Quem Ama Cuida ganhou um novo ponto de apoio narrativo: o quarteto de empregados CLT que, ao lado das tramas de herança e vingança, se tornou o "respiro emocional" da novela das 9, conforme declara a autora Claudia Souto.

O quarteto de empregados CLT e seu papel na narrativa

Interpretados por Tatiana Tiburcio, Guilherme Piva, Rosi Campos e Luana Martau, Rosa, Edvaldo, Diná e Tilde surgem como personagens que aliviam a tensão, oferecendo humor e humanidade ao drama central. Essas figuras são a ponte entre o espectador e o universo aristocrático da mansão Brandão.

Contexto histórico das servidões nas novelas brasileiras

Desde os anos 1970, personagens de serviço – cozinheiras, mordomos e governantas – desempenham papéis críticos, refletindo as dinâmicas de classe e poder. Na década de 80, a figura do "empregado fiel" simbolizava estabilidade social.

Evolution da representação

Com a globalização e o advento das redes sociais, a servidão passou a ser retratada com maior complexidade, incorporando ambições contemporâneas, como a aspirante a influenciadora Tilde. Essa mudança reflete o novo zeitgeist da classe trabalhadora digital.

Repercussão no mercado publicitário

Agências de mídia perceberam que o quarteto gerou alta taxa de engajamento nas redes, principalmente no Instagram, onde a coluna GENTE foi migrada. Os memes e trechos virais aumentaram a exposição da marca Globo em 18% nas métricas de alcance.

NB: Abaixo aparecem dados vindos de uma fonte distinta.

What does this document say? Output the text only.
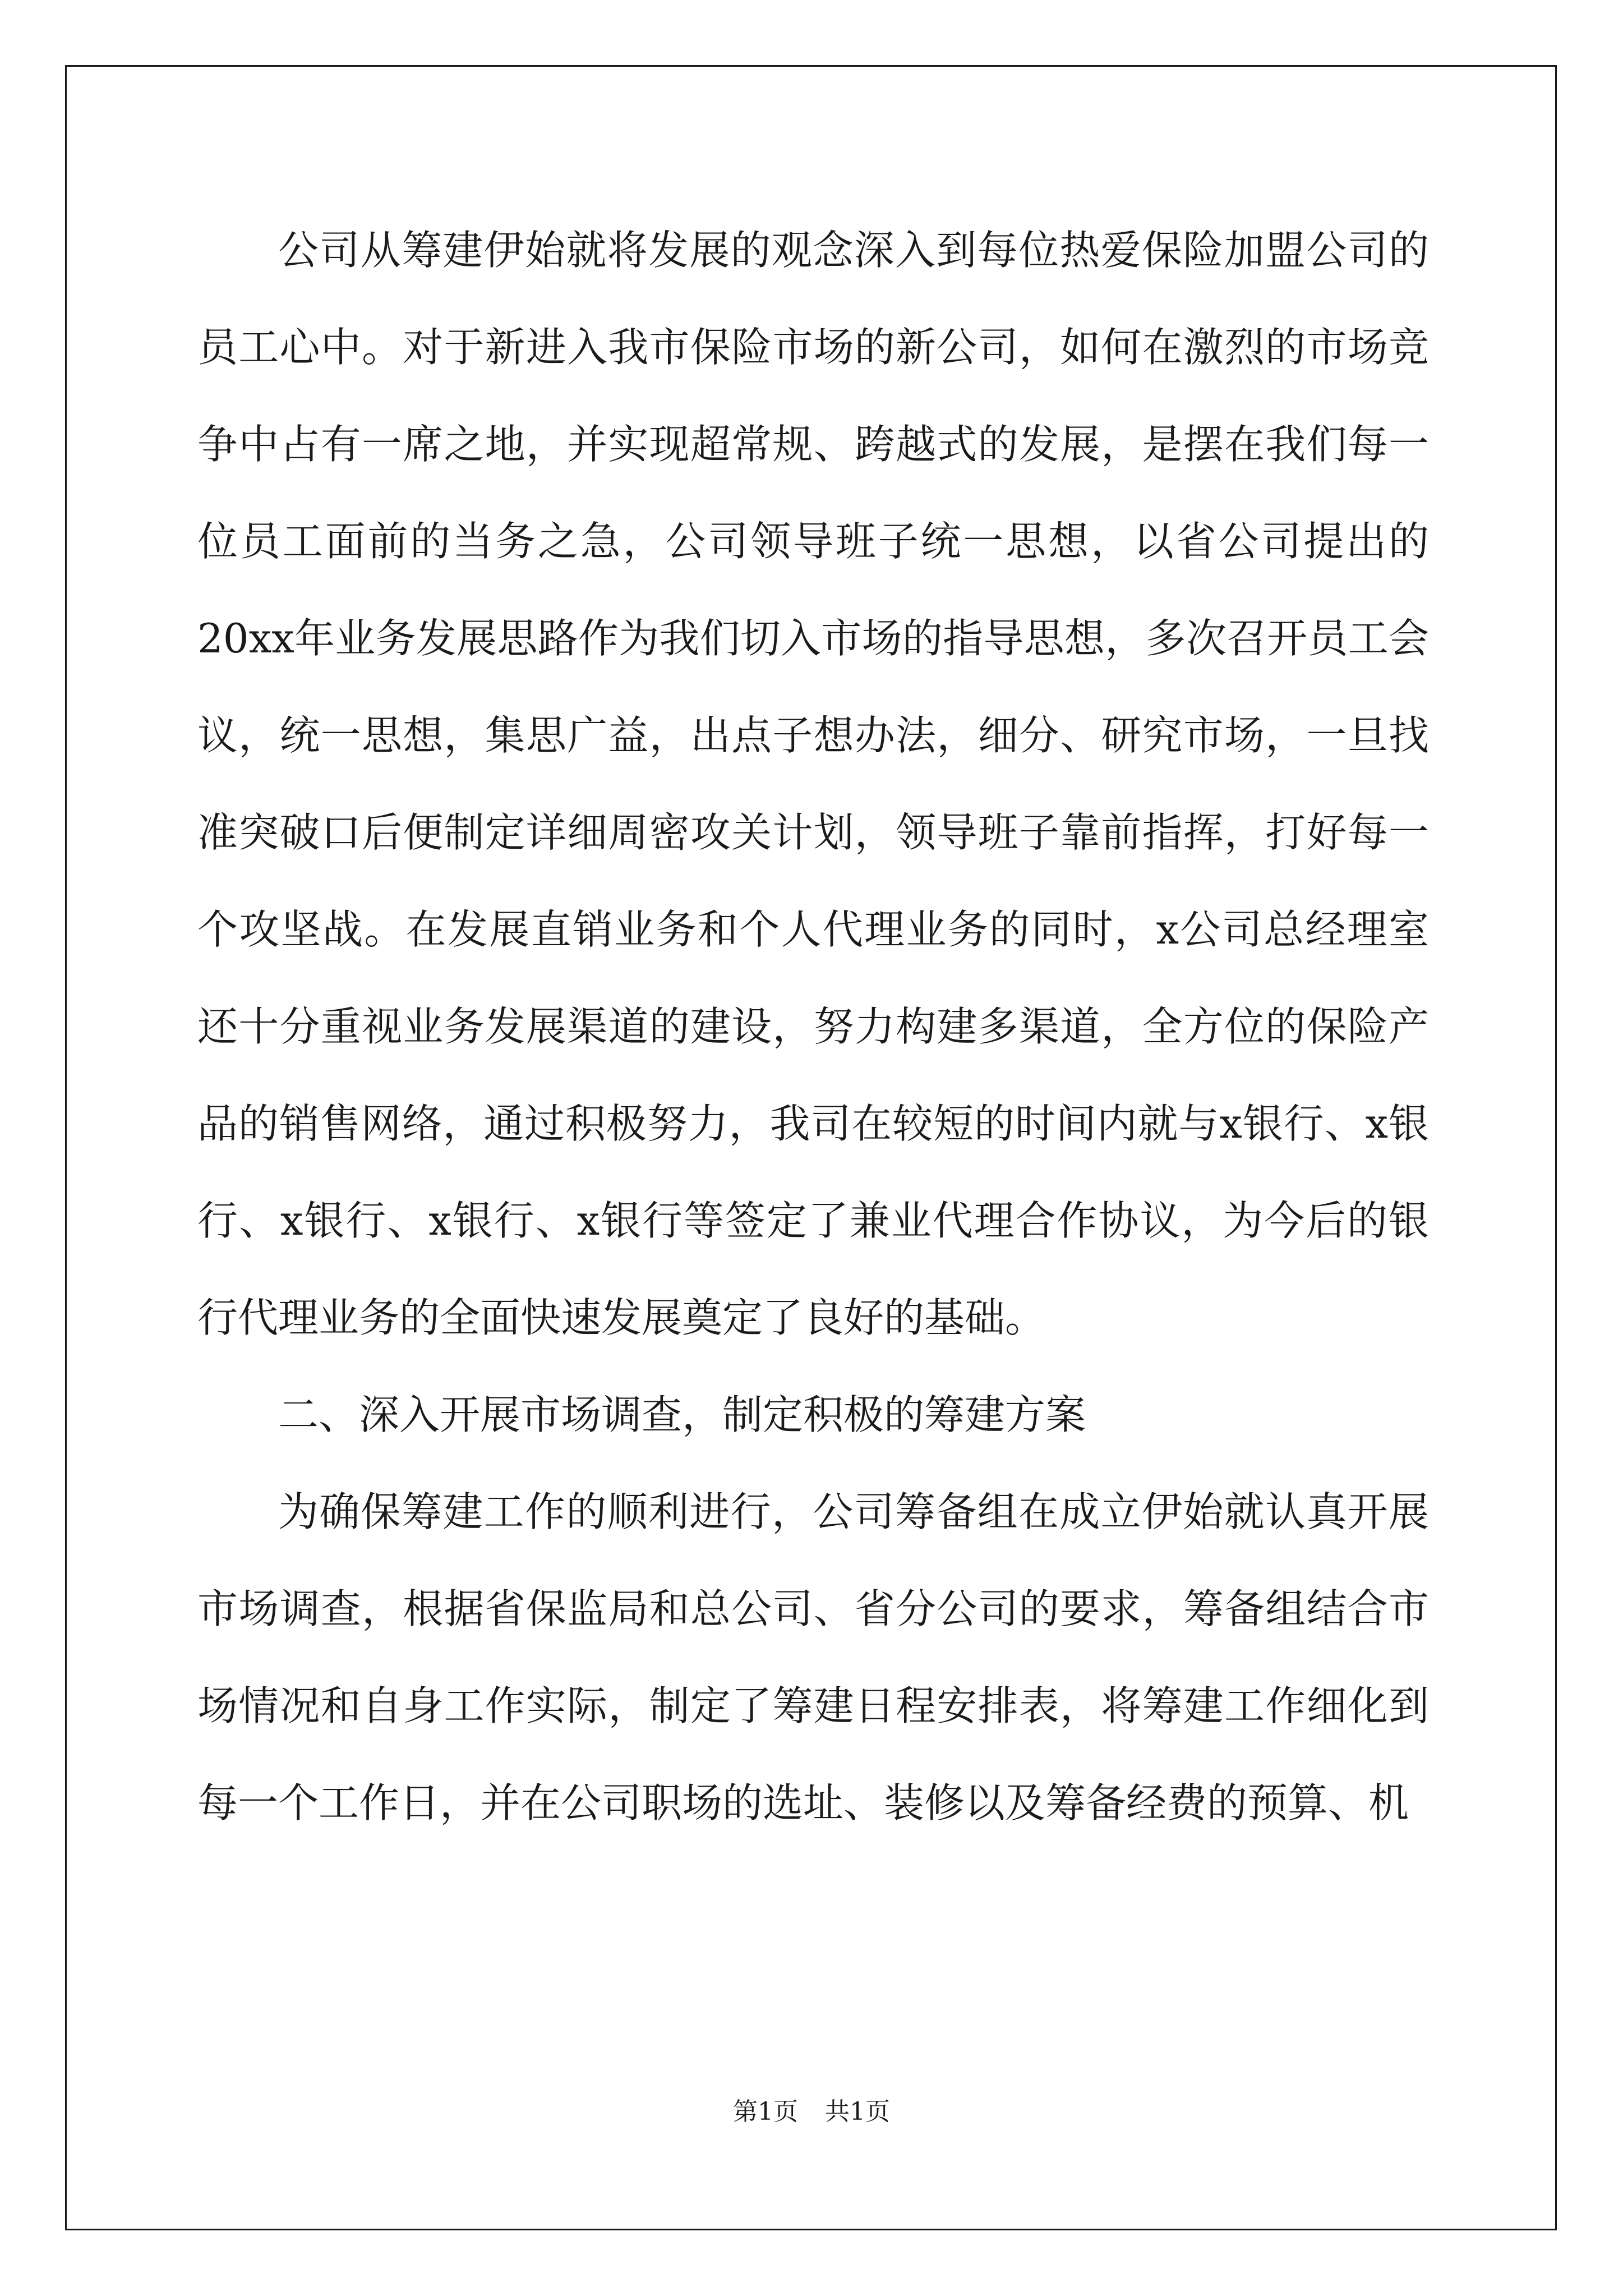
公司从筹建伊始就将发展的观念深入到每位热爱保险加盟公司的员工心中。对于新进入我市保险市场的新公司，如何在激烈的市场竞争中占有一席之地，并实现超常规、跨越式的发展，是摆在我们每一位员工面前的当务之急，公司领导班子统一思想，以省公司提出的20xx年业务发展思路作为我们切入市场的指导思想，多次召开员工会议，统一思想，集思广益，出点子想办法，细分、研究市场，一旦找准突破口后便制定详细周密攻关计划，领导班子靠前指挥，打好每一个攻坚战。在发展直销业务和个人代理业务的同时，x公司总经理室还十分重视业务发展渠道的建设，努力构建多渠道，全方位的保险产品的销售网络，通过积极努力，我司在较短的时间内就与x银行、x银行、x银行、x银行、x银行等签定了兼业代理合作协议，为今后的银行代理业务的全面快速发展奠定了良好的基础。

二、深入开展市场调查，制定积极的筹建方案

为确保筹建工作的顺利进行，公司筹备组在成立伊始就认真开展市场调查，根据省保监局和总公司、省分公司的要求，筹备组结合市场情况和自身工作实际，制定了筹建日程安排表，将筹建工作细化到每一个工作日，并在公司职场的选址、装修以及筹备经费的预算、机

第1页 共1页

  • 03/08/2026 – Lançamento da primeira cena de Rosa na cozinha.
  • 10/08/2026 – Tilde posta seu primeiro vídeo "Bastidores da Mansão".
  • 17/08/2026 – Picos de trending no Twitter com #EdvaldoMordomo.

Perfil dos personagens e atores

PersonagemAtor/AtrizFunção na mansãoArco narrativo
RosaTatiana TiburcioCozinheiraAlívio cômico + suspeita de assassinato
EdvaldoGuilherme PivaMordomoLealdade ao Brandão + conflito com Pilar
DináRosi CamposGovernantaRigor institucional + romance não correspondido
TildeLuana MartauServenteInfluência digital + investigação

Impacto na audiência e nas avaliações

Segundo dados da Kantar IBOPE, a participação de mercado da novela subiu 2,4 pontos percentuais após a introdução dos episódios focados nos empregados. O público‑alvo feminino de 25 a 44 anos mostrou maior identificação com as histórias de classe trabalhadora.

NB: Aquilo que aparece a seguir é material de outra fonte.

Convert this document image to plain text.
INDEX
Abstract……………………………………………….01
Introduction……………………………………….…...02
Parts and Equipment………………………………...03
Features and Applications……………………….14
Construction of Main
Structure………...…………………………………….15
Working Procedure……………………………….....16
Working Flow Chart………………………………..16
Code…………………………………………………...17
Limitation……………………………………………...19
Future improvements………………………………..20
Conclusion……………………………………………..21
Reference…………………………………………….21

Perspectiva de críticos de dramaturgia

O crítico João Paulo de Souza, da revista Mídia & Arte, destaca que "a inserção de personagens CLT cria uma camada de realismo social que enriquece a trama". Ele argumenta que a novela evolui de mera melodrama para um espelho da sociedade contemporânea.

Relação com a obra de Walcyr Carrasco

Embora Claudia Souto tenha co‑criado o conceito, a influência de Walcyr Carrasco permanece evidente na estrutura de "cenas de alívio" típicas de suas novelas. O quarteto funciona como um eco da tradição walcyrista de equilibrar drama e leveza.

O futuro dos empregados CLT na teledramaturgia

Especialistas preveem que a popularidade desses personagens pode gerar spin‑offs ou séries curtas focadas no cotidiano de serviço. O sucesso de "Quem Ama Cuida" sinaliza uma demanda crescente por narrativas que humanizam a classe operária.

A Visão do Especialista

Para a professora de Comunicação Social, Dra. Marina Lemos, "o quarteto de empregados CLT representa uma ruptura estratégica: ao humanizar o trabalhador, a novela cria identificação e, simultaneamente, abre espaço para críticas sociais sutis". Ela conclui que, nos próximos capítulos, a trama deverá aprofundar o dilema entre lealdade e ambição, reforçando a relevância do personagem trabalhador na construção de histórias que dialogam com a realidade brasileira.